International experience and growing exposure in this country indicates that social farming has significant potential to make a real and lasting difference in young people’s lives, especially those who are facing challenges, according to Social Farming Ireland policy officer Dr. Aisling Moroney.

“We know that social farming provides a real life learning experience, away from mainstream settings which are not always a good fit,” said Aisling, as she unveiled plans for many schools around the country to offer social farming programmes from next September.

“Social farming builds genuine self esteem and confidence, the kind that comes from doing a job well, from making a contribution or overcoming fears and trying something new, or mastering a new skill.

“We know from a case study in Carndonagh, that it allows some students to shine in a way that they may not be used to.”

Carndonagh Community School

Leaving Cert Applied students in Carndonagh Community School (CS), Malin Head, Co. Donegal, have revelled in the chance to take part in social farming.

Elaine Meehan, coordinator of the Leaving Cert Applied programme at Carndonagh CS, recalled her original motivation in supporting her students to take part in social farming.

“A lot comes back to the idea of active citizenship,” she said.

“I wanted them to know how a farm works, that it’s hard work. You can sit and have your cup of coffee and chat but you can also get to see new life, get mud on your hands, get dirty; the fundamentals of life.”

Since late 2018, 29 students from Carndonagh have had the chance to spend time social farming on William McLaughlin’s dairy farm, located only 7km from the school.  

For one day per week for eight weeks, and in groups of three or four, they worked alongside and with the support of William on the kind of everyday tasks typical of a farm. These included: feeding calves; moving cattle; cleaning the yard and changing the bedding; cleaning the milking parlour; dosing cattle; fencing; tidying and chopping wood.

Some were lucky enough to be there when animals were born. One of the students, Laura, who spoke at a recent Social Farming Ireland online event on social farming and the Leaving Cert Applied programme, recalled witnessing a cow needing a Caesarean section

“This is real life on the farm, away from phones and distractions and a chance to be part of and contribute to something important. Of course it’s also good fun,” said Elaine.

The cheerful aspect was important to student Brendan, who said:

“It was good craic. I mean we did the work and took it seriously but at the same time, you had the craic. It was very enjoyable.”

For Laura, it was the best thing she did in the Leaving Cert Applied programme. Elaine noted that attendance was excellent, that students engaged with the social farming more than anything else they tried.
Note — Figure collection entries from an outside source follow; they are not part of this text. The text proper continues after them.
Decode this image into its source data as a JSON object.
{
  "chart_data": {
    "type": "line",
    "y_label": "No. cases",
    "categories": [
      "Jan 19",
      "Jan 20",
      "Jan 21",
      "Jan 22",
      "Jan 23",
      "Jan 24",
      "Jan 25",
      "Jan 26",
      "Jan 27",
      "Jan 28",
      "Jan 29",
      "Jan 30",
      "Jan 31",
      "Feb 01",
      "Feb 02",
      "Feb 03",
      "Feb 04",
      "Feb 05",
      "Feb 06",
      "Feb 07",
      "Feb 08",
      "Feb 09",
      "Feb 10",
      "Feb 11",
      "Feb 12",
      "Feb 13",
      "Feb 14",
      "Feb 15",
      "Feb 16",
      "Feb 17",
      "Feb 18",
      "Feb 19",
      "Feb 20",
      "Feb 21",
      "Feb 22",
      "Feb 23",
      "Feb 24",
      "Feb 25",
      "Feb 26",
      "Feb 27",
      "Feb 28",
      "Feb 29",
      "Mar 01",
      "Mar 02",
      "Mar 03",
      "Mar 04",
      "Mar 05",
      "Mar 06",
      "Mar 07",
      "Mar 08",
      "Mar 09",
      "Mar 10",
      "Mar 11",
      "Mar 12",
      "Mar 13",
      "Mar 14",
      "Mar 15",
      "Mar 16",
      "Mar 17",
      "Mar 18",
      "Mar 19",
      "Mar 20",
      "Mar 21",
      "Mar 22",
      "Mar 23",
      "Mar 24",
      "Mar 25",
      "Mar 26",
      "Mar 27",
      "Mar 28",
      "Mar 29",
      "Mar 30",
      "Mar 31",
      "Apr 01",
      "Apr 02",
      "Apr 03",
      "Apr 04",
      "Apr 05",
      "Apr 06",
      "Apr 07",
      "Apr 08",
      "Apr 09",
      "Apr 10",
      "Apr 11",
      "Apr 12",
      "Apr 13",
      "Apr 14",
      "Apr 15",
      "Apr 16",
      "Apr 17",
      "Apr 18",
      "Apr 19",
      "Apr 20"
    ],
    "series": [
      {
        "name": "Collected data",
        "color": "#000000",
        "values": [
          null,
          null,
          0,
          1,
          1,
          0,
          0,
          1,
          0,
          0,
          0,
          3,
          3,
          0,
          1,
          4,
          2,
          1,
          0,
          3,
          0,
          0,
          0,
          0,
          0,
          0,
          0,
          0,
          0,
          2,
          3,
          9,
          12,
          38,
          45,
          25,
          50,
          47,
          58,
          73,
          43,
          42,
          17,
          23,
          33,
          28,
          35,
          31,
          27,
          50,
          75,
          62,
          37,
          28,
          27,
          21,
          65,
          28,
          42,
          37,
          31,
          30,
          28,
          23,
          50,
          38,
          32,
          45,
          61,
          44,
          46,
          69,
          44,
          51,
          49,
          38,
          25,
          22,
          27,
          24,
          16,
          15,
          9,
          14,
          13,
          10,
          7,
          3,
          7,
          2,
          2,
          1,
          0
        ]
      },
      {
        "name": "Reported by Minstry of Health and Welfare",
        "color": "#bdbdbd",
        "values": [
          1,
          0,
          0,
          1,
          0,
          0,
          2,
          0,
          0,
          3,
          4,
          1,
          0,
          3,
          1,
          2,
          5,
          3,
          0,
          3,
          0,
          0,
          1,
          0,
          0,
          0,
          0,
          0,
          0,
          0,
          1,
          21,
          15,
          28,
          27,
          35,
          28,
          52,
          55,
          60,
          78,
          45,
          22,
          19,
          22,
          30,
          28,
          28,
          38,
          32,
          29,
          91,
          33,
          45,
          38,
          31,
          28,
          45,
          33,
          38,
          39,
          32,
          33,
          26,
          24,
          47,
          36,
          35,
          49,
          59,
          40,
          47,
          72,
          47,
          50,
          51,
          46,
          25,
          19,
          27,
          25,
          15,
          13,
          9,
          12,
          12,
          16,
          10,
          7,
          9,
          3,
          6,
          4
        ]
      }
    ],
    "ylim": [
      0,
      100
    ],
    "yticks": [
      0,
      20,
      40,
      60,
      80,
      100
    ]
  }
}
There was also the buzz about it which spread throughout the student body, she said.

“It brought a real energy and excitement back to the classroom. Every week the other students would be dying to hear what had gone on,” Laura said.

Social Farming Ireland

Through Social Farming Ireland, a small but growing number of young people like Laura and Brendan are having the opportunity to take part in social farming as part of their Leaving Cert Applied programme, in Transition Year at school or through other services, with the support of teaching staff at their school.

The relationship between the social farmer and the students lies at the heart of the experience and is key to its success, according to Aisling.
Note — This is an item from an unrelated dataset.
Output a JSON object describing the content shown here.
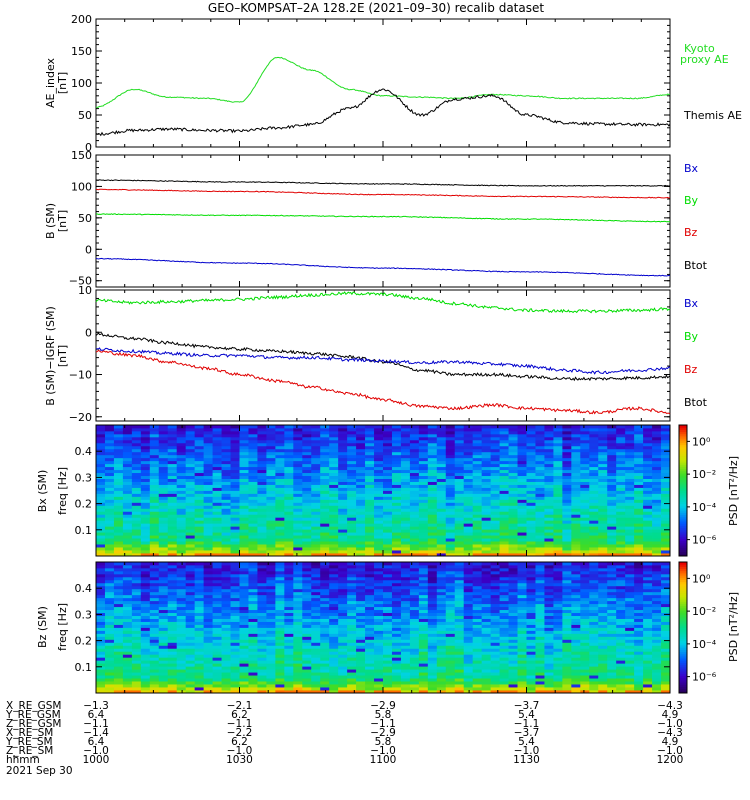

“As Elaine put it, the most important thing was the respect that William showed the students and that he trusted them and let them show initiative.

“It was crucial for me that he showed them respect and understanding and that he enjoyed being with them and having the craic,” she said.

“There are now almost 100 Social Farming Ireland trained social farmers around the country who have the skills, personalities and experience to provide positive life-enhancing and in some cases, life-changing opportunities for young people in the everyday community setting of the family farm.”

The team at Social Farming Ireland recently presented their report to 35 schools from 17 counties, with many planning to offer the social farming option from September 2021.

“Our regional officers are working hard with key people in the schools to ensure everything is in place for September, when we hope the schools will be back to normal,” said Aisling.

Held via Zoom, the schools’ event had contributions from Elaine in Carndonagh school, some of the students involved and farmer, William McLaughlin.

“On the evening we also had contributions from other areas such as a farm in Waterford that has also hosted participants from a local school, and another in Leitrim that featured on ‘Ear to the Ground’ in November 2020.

“There have also been interactions with schools in Cavan and Wexford, to mention a few,” concluded Aisling.